ザロアスタはそう低く唸りながら、シャールの方を振り返りさの切先を彼女の喉元に向ける。

彼の発した言葉の剣呑さの一方で、シャールはにんまりと笑ってみせた。

未だに彼の誤解は解けていないが、彼の敵意が自分に向いた——これでようやく、彼との()()が出来ると言うものだ。

シャールは悪戯っぽく微笑んで見せながら口を開く。


「出来るものなら——」


「抜かせ小娘ェェェィ!」


雄叫びを上げながら、ザロアスタは大きく振りかぶった剣をシャールの肩口に向けて叩き下ろす。その一撃を、シャールは後方に飛び退いて間一髪で回避する。
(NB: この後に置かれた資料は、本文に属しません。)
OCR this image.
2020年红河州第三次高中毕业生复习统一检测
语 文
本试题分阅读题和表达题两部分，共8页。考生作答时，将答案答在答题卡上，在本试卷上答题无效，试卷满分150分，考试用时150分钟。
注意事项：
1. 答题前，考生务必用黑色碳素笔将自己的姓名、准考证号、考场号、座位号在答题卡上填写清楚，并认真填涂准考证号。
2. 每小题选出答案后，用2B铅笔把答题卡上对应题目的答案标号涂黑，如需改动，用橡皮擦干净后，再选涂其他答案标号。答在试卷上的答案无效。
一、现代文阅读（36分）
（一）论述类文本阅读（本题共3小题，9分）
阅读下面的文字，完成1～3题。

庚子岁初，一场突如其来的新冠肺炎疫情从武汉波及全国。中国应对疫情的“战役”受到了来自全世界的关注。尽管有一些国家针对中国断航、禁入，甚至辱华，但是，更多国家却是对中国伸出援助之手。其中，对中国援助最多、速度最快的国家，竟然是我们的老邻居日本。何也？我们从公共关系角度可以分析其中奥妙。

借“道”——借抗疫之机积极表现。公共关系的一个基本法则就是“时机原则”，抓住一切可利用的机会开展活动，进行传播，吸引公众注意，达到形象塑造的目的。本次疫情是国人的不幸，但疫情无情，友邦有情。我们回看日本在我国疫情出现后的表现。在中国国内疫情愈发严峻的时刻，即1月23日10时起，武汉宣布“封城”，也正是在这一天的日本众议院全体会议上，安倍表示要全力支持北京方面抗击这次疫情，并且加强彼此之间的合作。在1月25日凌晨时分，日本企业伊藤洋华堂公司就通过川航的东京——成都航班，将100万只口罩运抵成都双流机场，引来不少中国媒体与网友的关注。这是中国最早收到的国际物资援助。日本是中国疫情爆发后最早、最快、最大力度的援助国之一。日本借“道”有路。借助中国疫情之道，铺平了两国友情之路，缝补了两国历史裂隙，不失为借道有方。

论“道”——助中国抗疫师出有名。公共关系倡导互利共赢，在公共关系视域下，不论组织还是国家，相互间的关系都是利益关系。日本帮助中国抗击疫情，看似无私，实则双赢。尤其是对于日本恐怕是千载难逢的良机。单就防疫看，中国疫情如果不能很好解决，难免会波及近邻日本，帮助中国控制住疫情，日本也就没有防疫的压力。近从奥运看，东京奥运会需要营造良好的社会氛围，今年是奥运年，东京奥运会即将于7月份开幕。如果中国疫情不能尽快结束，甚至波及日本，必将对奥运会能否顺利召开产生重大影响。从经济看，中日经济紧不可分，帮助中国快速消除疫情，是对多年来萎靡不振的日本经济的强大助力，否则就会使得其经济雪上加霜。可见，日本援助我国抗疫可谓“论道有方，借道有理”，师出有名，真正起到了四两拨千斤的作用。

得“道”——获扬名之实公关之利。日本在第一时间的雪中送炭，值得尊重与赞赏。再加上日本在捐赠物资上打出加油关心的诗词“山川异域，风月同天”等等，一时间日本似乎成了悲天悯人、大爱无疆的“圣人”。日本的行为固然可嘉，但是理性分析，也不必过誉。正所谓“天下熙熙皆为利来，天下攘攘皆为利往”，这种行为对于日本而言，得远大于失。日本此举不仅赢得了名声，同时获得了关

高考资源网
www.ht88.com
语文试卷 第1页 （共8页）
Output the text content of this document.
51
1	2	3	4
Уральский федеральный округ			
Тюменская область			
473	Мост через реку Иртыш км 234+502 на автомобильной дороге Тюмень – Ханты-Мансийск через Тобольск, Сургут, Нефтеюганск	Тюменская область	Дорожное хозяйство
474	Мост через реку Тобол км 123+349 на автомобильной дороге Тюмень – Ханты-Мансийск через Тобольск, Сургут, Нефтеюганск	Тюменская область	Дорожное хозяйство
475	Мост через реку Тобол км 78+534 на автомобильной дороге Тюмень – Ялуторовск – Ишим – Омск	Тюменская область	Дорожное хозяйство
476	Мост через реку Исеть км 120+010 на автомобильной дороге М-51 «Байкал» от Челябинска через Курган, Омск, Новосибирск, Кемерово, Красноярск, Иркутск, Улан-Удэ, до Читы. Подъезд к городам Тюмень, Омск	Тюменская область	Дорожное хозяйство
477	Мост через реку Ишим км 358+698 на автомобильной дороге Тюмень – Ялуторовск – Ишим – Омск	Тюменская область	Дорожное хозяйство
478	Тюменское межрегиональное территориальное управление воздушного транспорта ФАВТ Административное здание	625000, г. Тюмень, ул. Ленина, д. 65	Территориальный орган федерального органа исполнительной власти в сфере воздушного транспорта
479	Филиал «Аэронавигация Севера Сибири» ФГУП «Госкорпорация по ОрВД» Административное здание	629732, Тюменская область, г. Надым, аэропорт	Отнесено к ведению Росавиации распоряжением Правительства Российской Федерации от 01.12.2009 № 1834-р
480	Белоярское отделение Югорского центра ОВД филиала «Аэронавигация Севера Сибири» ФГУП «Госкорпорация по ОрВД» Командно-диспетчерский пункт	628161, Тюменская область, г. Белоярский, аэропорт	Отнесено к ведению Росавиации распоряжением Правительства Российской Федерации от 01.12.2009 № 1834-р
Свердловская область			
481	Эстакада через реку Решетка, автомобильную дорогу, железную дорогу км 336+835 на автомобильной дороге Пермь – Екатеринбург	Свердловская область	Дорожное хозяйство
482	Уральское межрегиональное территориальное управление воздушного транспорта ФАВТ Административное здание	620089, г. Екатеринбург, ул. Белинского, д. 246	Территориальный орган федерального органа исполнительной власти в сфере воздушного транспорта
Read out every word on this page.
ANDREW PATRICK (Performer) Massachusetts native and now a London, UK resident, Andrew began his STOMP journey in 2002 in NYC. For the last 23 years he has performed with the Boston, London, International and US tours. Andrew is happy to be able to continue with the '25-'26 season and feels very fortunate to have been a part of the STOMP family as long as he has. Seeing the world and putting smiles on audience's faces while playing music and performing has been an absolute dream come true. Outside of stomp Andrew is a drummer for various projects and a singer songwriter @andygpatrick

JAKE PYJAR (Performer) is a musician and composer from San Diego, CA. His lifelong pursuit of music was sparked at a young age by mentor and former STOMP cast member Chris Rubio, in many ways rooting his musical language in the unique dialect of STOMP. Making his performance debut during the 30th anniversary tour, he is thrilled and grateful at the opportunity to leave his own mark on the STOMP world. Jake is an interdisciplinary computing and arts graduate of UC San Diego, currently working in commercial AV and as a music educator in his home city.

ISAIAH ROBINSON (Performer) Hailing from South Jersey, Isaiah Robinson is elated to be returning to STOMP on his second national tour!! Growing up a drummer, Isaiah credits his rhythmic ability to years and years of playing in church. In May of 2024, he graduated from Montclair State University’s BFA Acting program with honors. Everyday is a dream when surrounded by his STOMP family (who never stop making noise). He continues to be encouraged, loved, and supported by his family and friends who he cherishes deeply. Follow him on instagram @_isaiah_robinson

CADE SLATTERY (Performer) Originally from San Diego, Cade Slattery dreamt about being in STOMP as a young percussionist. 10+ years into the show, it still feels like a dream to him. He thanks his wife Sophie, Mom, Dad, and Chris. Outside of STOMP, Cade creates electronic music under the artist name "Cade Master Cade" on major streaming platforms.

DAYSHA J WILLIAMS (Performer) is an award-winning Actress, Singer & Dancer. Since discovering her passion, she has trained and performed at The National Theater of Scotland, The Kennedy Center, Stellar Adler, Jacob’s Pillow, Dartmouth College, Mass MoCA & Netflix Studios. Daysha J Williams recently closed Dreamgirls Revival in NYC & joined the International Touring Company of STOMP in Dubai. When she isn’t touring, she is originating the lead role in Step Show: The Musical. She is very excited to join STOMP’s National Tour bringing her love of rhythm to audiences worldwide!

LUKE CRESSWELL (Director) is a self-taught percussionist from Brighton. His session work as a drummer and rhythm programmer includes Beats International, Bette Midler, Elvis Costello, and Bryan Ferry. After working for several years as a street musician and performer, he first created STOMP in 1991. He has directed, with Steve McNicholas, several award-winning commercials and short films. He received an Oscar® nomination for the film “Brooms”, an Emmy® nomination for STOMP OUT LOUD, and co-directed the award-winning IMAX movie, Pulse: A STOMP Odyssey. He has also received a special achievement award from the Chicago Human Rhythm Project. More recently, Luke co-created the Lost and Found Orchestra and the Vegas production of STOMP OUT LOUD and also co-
その瞬間、獲物を失った剣戟は地面へと叩きつけられる。

その瞬間、ぐらりと地面が揺れた——否、割れ砕けた。ザロアスタの剣戟と地面の接触点を中心に、ガラスの窓が割れるようにヒビが広がってシャールの足元まで崩壊が広がる。

シャールはその崩壊に足元が揺らいで、体勢を崩す。


「——そこォォ!」


ザロアスタはそんな彼女の隙を見逃さず、彼女の太腿の高さで剣を横に思い切り薙いだ。脚が叩き斬られるかと思われた瞬間——


「——『風よ、羽となれ(フラヴァス)』!」


その瞬間、シャールの身体がひらりと浮いてザロアスタの剣を間一髪で逃れた。


「ヌゥ——!」


シャールの身体は大きく弧を描きながら後方へと飛んでザロアスタから距離を取る。そして、少し離れた地面にふわりと着地した。


「——ただの小娘と侮っていたが、貴様も魔術師か」


「魔術師なんて名乗るのは烏滸がましいです——これは単に、最高の魔術師に手解きを受けた成果です」


シャールはバクバクと鳴り響く心臓の鼓動と動揺を覆い隠さんと、らしくもない不敵な笑みを浮かべてみせた。

そう、これはリリスがエリオスの館に滞在していた時に、彼女から手解きを受けた魔術。魔術師としては初歩的な、短距離飛行の魔術だった。

単純な魔術ではあるが、緊急回避や逃走、撹乱。逆に一瞬で間合いを詰めたり、予測不可能な動きで相手を翻弄してみたり——使い方の幅広い魔術だと言ってリリスはシャールにこれを教えてくれた。

魔力の消費量も少なく、一般人ゆえに保有する魔力量のあまり多くないシャールにも使いやすい代物だ。


「貴方とまともに打ち合っても、私に勝ち目はありませんから——絡め手禁じ手お構いなしで行かせていただきます」


「ハ! ——笑止笑止笑止笑ォォゥ止ィィィ! 傀儡ごときに遅れをとる我輩ではないわァ!」


ザロアスタはそう叫びながら、地面を強く踏み締めて、ずんずんと熊が森を進むが如くシャールに迫る。他にもいくつかリリスから学んだ魔術はある。でも、きっとそのいずれもザロアスタを止める決定打にはなり得ない。彼を止め得るのは——


「——きっと貴方を諭すことができるのは……」


シャールは迫るザロアスタの足音を聴きながら小さく呟いきながら、聖剣の柄を強く強く握りしめる。


彼女の掌がひどく熱くなった。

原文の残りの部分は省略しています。